APARATO REPRODUCTOR FEMENINO
“Lavatela con champú”
“La concha tuya”
“La concha de tu vieja”
“La concha mía”
“Conchud@”
“Andá a buscar un quirquincho que te cave el hoyo”
“Essta!”
“La concha de Dios”
“La concha de Cristo”

APARATO REPRODUCTOR MASCULINO
“Cara de pija”
“sobámela”
“Chupala”
“Agarrala”
“Essta!”

COGER
“Andá a hacerte coger a máquina!”
“Hacete coger por un container de toros”
“Hacete coger por un perro así te saca a pasear”
“Fuck you” (léase Fackiu y con el dedito levantado)
“Fuck you vieja”

PUT@
“Put@”
”Hijo de puta”
"Hijo de un portaviones lleno de putas"
“La puta que te parió”
“La puta madre”
“Prestame el vestido de novia de tu vieja, asi me disfrazo de la puta madre que te parió”
"Porca puttana" / "Porca troia" = Puta puerca

¿PRÁCTICAS SEXUALES? & CIA
"Andá a jugar a las muñecas con los abortos de tu vieja"

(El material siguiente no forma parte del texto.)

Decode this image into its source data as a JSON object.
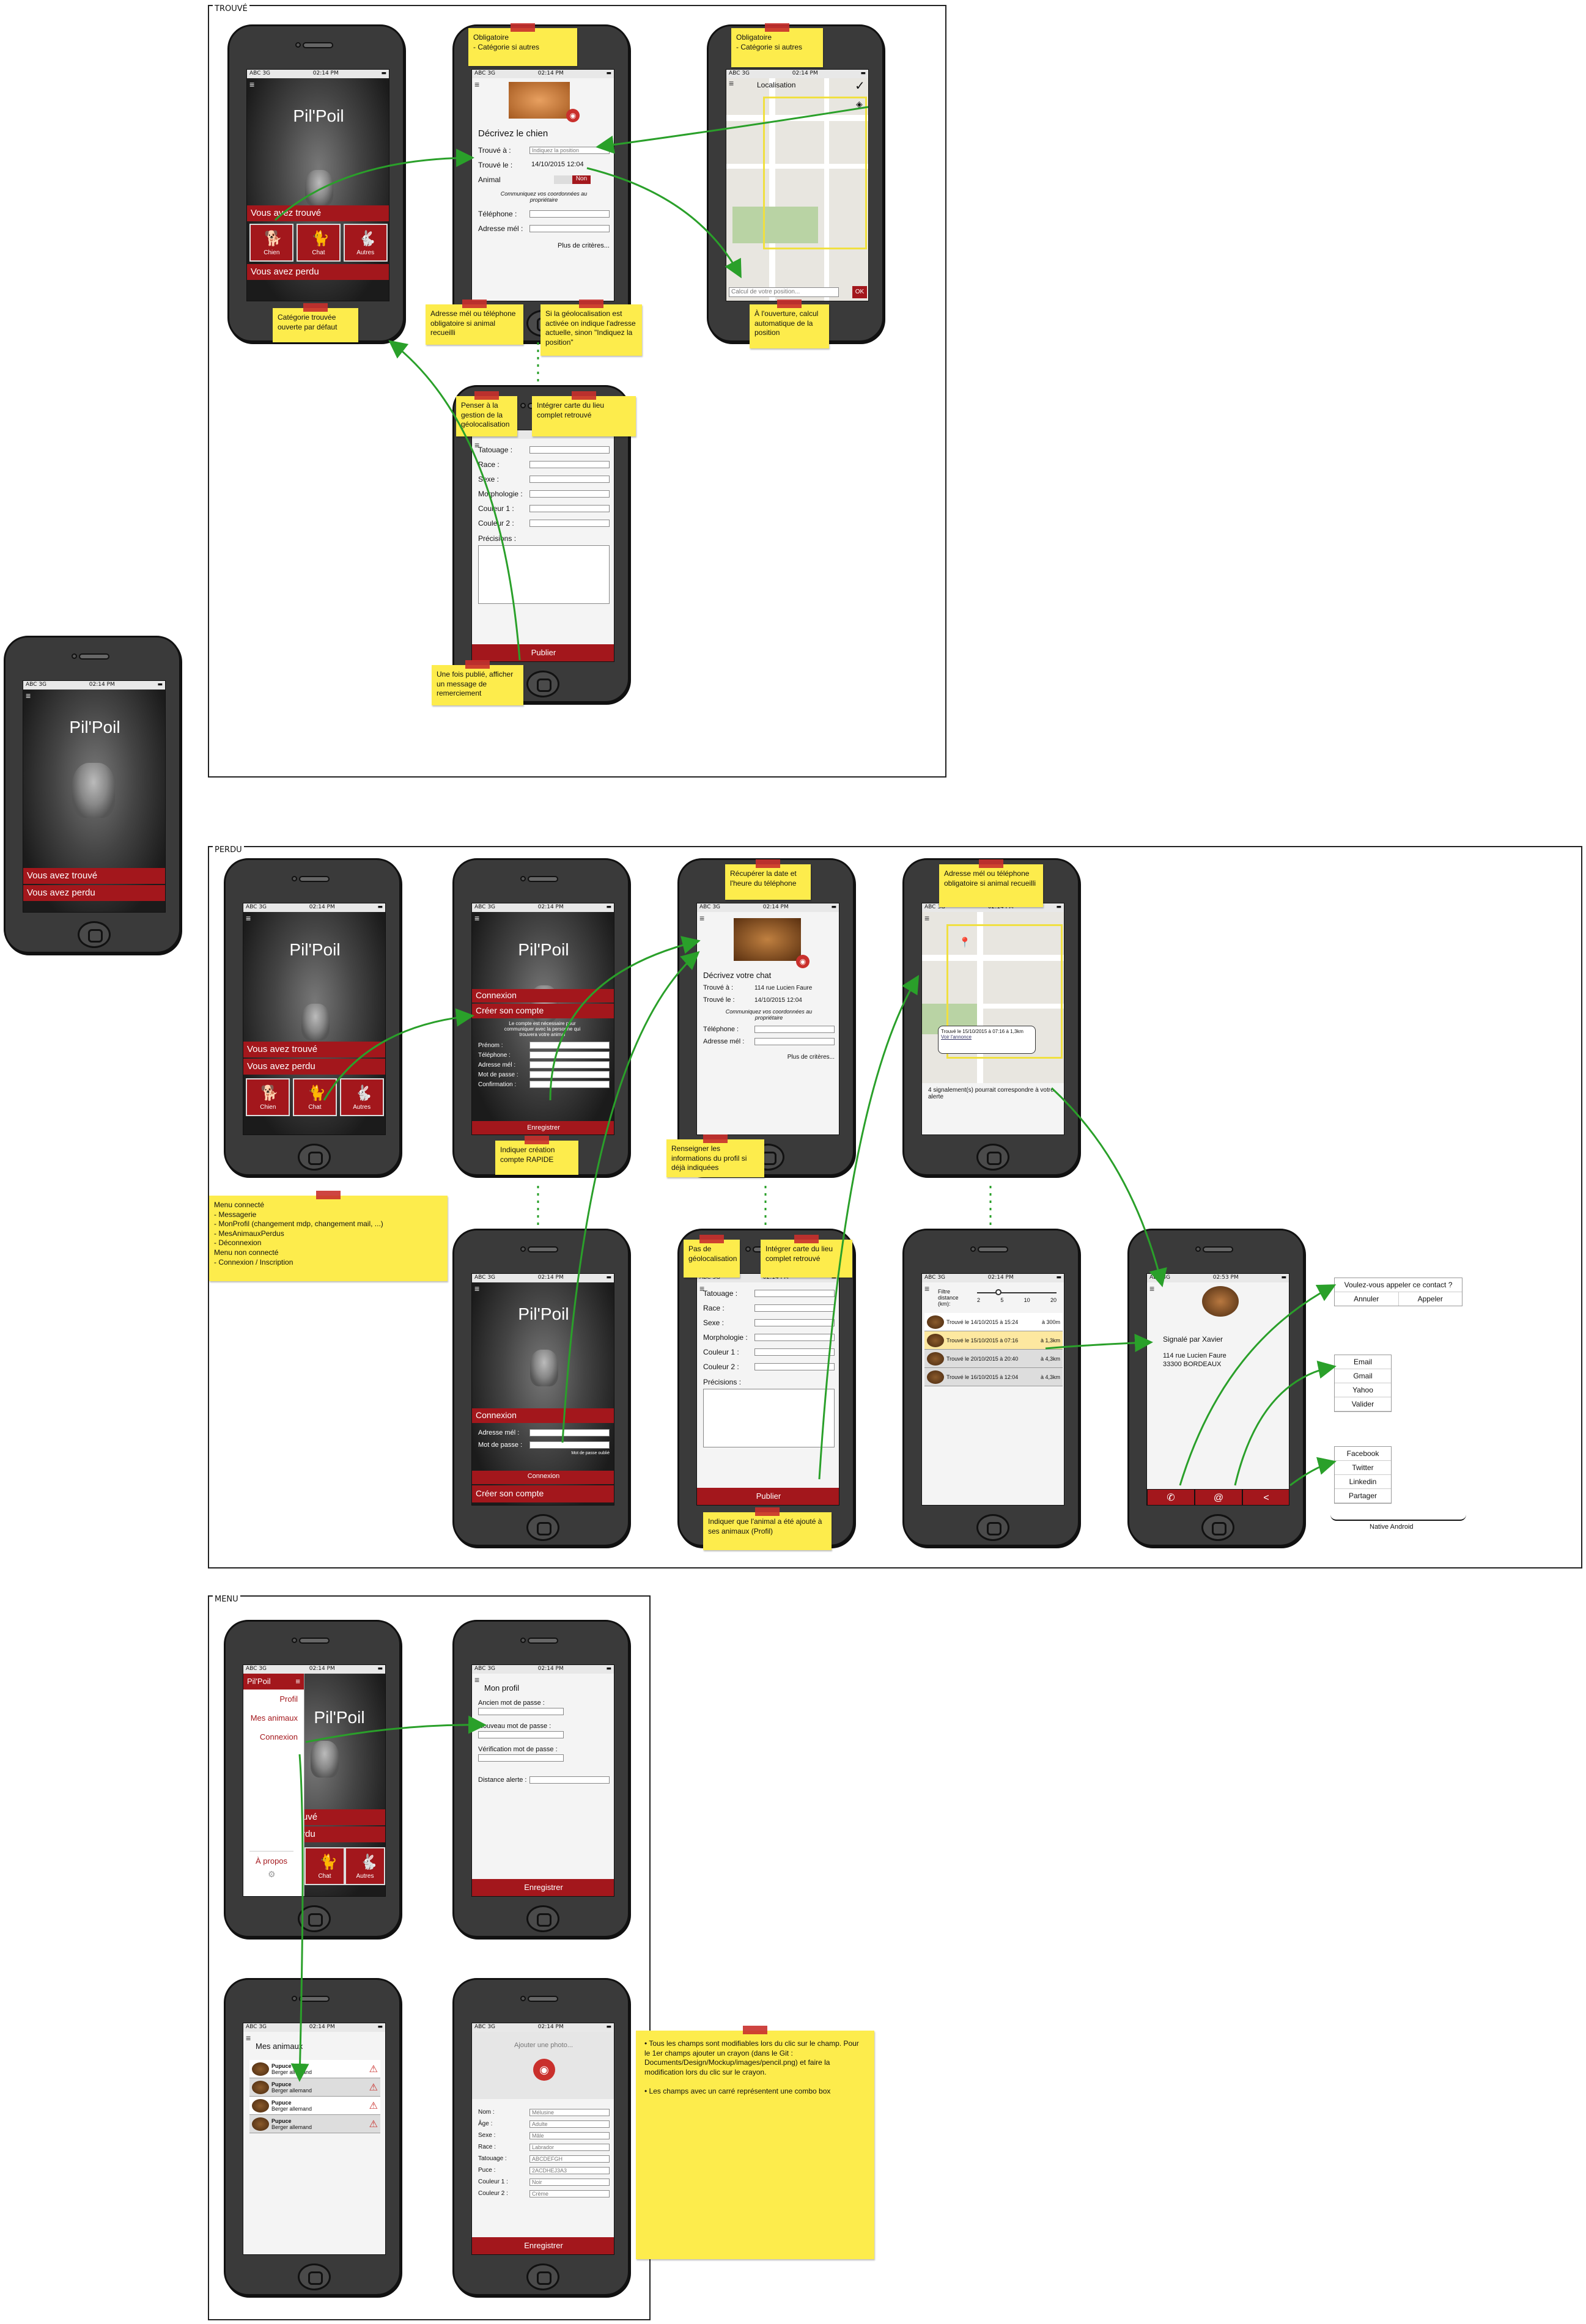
{
  "sections": {
    "trouve": "TROUVÉ",
    "perdu": "PERDU",
    "menu": "MENU"
  },
  "status": {
    "carrier": "ABC 3G",
    "time": "02:14 PM",
    "time_alt": "02:53 PM"
  },
  "app": {
    "title": "Pil'Poil",
    "found": "Vous avez trouvé",
    "lost": "Vous avez perdu",
    "tiles": [
      "Chien",
      "Chat",
      "Autres"
    ]
  },
  "found_form": {
    "title": "Décrivez le chien",
    "found_at": "Trouvé à :",
    "found_at_placeholder": "Indiquez la position",
    "found_on": "Trouvé le :",
    "date": "14/10/2015 12:04",
    "animal": "Animal",
    "toggle": "Non",
    "communicate": "Communiquez vos coordonnées au propriétaire",
    "phone": "Téléphone :",
    "email": "Adresse mél :",
    "more": "Plus de critères..."
  },
  "map_found": {
    "title": "Localisation",
    "input": "Calcul de votre position...",
    "ok": "OK"
  },
  "criteria": {
    "fields": [
      "Tatouage :",
      "Race :",
      "Sexe :",
      "Morphologie :",
      "Couleur 1 :",
      "Couleur 2 :"
    ],
    "precisions": "Précisions :",
    "publish": "Publier"
  },
  "notes_trouve": {
    "n1": "Obligatoire\n- Catégorie si autres",
    "n2": "Obligatoire\n- Catégorie si autres",
    "n3": "Catégorie trouvée ouverte par défaut",
    "n4": "Adresse mél ou téléphone obligatoire si animal recueilli",
    "n5": "Si la géolocalisation est activée on indique l'adresse actuelle, sinon \"Indiquez la position\"",
    "n6": "À l'ouverture, calcul automatique de la position",
    "n7": "Penser à la gestion de la géolocalisation",
    "n8": "Intégrer carte du lieu complet retrouvé",
    "n9": "Une fois publié, afficher un message de remerciement"
  },
  "login": {
    "connexion": "Connexion",
    "create": "Créer son compte",
    "info": "Le compte est nécessaire pour communiquer avec la personne qui trouvera votre animal",
    "fields": [
      "Prénom :",
      "Téléphone :",
      "Adresse mél :",
      "Mot de passe :",
      "Confirmation :"
    ],
    "save": "Enregistrer",
    "login_fields": [
      "Adresse mél :",
      "Mot de passe :"
    ],
    "forgot": "Mot de passe oublié"
  },
  "lost_form": {
    "title": "Décrivez votre chat",
    "found_at": "Trouvé à :",
    "address": "114 rue Lucien Faure",
    "found_on": "Trouvé le :",
    "date": "14/10/2015 12:04",
    "communicate": "Communiquez vos coordonnées au propriétaire",
    "phone": "Téléphone :",
    "email": "Adresse mél :",
    "more": "Plus de critères..."
  },
  "map_lost": {
    "popup1": "Trouvé le 15/10/2015 à 07:16",
    "popup2": "à 1,3km",
    "popup_link": "Voir l'annonce",
    "count": "4 signalement(s) pourrait correspondre à votre alerte"
  },
  "filter": {
    "label": "Filtre distance (km):",
    "ticks": [
      "2",
      "5",
      "10",
      "20"
    ],
    "rows": [
      {
        "t": "Trouvé le 14/10/2015 à 15:24",
        "d": "à 300m"
      },
      {
        "t": "Trouvé le 15/10/2015 à 07:16",
        "d": "à 1,3km"
      },
      {
        "t": "Trouvé le 20/10/2015 à 20:40",
        "d": "à 4,3km"
      },
      {
        "t": "Trouvé le 16/10/2015 à 12:04",
        "d": "à 4,3km"
      }
    ]
  },
  "contact": {
    "by": "Signalé par Xavier",
    "addr1": "114 rue Lucien Faure",
    "addr2": "33300 BORDEAUX"
  },
  "popups": {
    "call_q": "Voulez-vous appeler ce contact ?",
    "cancel": "Annuler",
    "call": "Appeler",
    "mail": [
      "Email",
      "Gmail",
      "Yahoo",
      "Valider"
    ],
    "share": [
      "Facebook",
      "Twitter",
      "Linkedin",
      "Partager"
    ],
    "native": "Native Android"
  },
  "notes_perdu": {
    "m1": "Menu connecté\n- Messagerie\n- MonProfil (changement mdp, changement mail, ...)\n- MesAnimauxPerdus\n- Déconnexion\nMenu non connecté\n- Connexion / Inscription",
    "m2": "Indiquer création compte RAPIDE",
    "m3": "Récupérer la date et l'heure du téléphone",
    "m4": "Renseigner les informations du profil si déjà indiquées",
    "m5": "Adresse mél ou téléphone obligatoire si animal recueilli",
    "m6": "Pas de géolocalisation",
    "m7": "Intégrer carte du lieu complet retrouvé",
    "m8": "Indiquer que l'animal a été ajouté à ses animaux (Profil)"
  },
  "menu": {
    "items": [
      "Profil",
      "Mes animaux",
      "Connexion"
    ],
    "about": "À propos"
  },
  "profile": {
    "title": "Mon profil",
    "old": "Ancien mot de passe :",
    "new": "Nouveau mot de passe :",
    "verify": "Vérification mot de passe :",
    "distance": "Distance alerte :",
    "save": "Enregistrer"
  },
  "animals": {
    "title": "Mes animaux",
    "rows": [
      {
        "n": "Pupuce",
        "s": "Berger allemand"
      },
      {
        "n": "Pupuce",
        "s": "Berger allemand"
      },
      {
        "n": "Pupuce",
        "s": "Berger allemand"
      },
      {
        "n": "Pupuce",
        "s": "Berger allemand"
      }
    ]
  },
  "animal_edit": {
    "add_photo": "Ajouter une photo...",
    "fields": [
      [
        "Nom :",
        "Mélusine"
      ],
      [
        "Âge :",
        "Adulte"
      ],
      [
        "Sexe :",
        "Mâle"
      ],
      [
        "Race :",
        "Labrador"
      ],
      [
        "Tatouage :",
        "ABCDEFGH"
      ],
      [
        "Puce :",
        "2ACDHEJ3A3"
      ],
      [
        "Couleur 1 :",
        "Noir"
      ],
      [
        "Couleur 2 :",
        "Crème"
      ]
    ],
    "save": "Enregistrer"
  },
  "note_menu": "• Tous les champs sont modifiables lors du clic sur le champ. Pour le 1er champs ajouter un crayon (dans le Git : Documents/Design/Mockup/images/pencil.png) et faire la modification lors du clic sur le crayon.\n\n• Les champs avec un carré représentent une combo box"
}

“Leche fértil” = Chicos que dejan embarazadas a chicas
“Negro pata ‘i lana”
“Cornudo”

”Guampudo”
“Yegua guampuda”

En base a esto aquí dejamos un cuadrito pedorro allá a la Lévi-Strauss con su pedorrada del análisis del mito de Edipo; lo que es interesante de ver es que, aunque acá establecemos la clásica dicotomía Hombre-Mujer, a veces los insultos pueden revertirse o crear confusión haciendo propias las características del sexo opuesto, o lo que podríamos llamar hacer referencia a los “genitales simbólicos”, por ejemplo cuando un hombre heterosexual dice “la concha mía”.
Tampoco debemos ceñirnos a la dicotomía que presentamos, y en este punto es interesante el trabajo de campo de la antropóloga Andrea Lacombre acerca de masculinidades lésbicas en un bar de Rio de Janeiro, donde las lesbianas deshacen la cuestión de género recurriendo a diversas prácticas como la pelea y el consumo de alcohol, disputándole la hegemonía del lugar a los hombres heterosexuales. Así, uno de los insultos de ellas hacia ellos es “andá, llevale la pija a tu mujer que está en tu casa esperando y dejame en paz!”. La puta madre, seguimos la próxima!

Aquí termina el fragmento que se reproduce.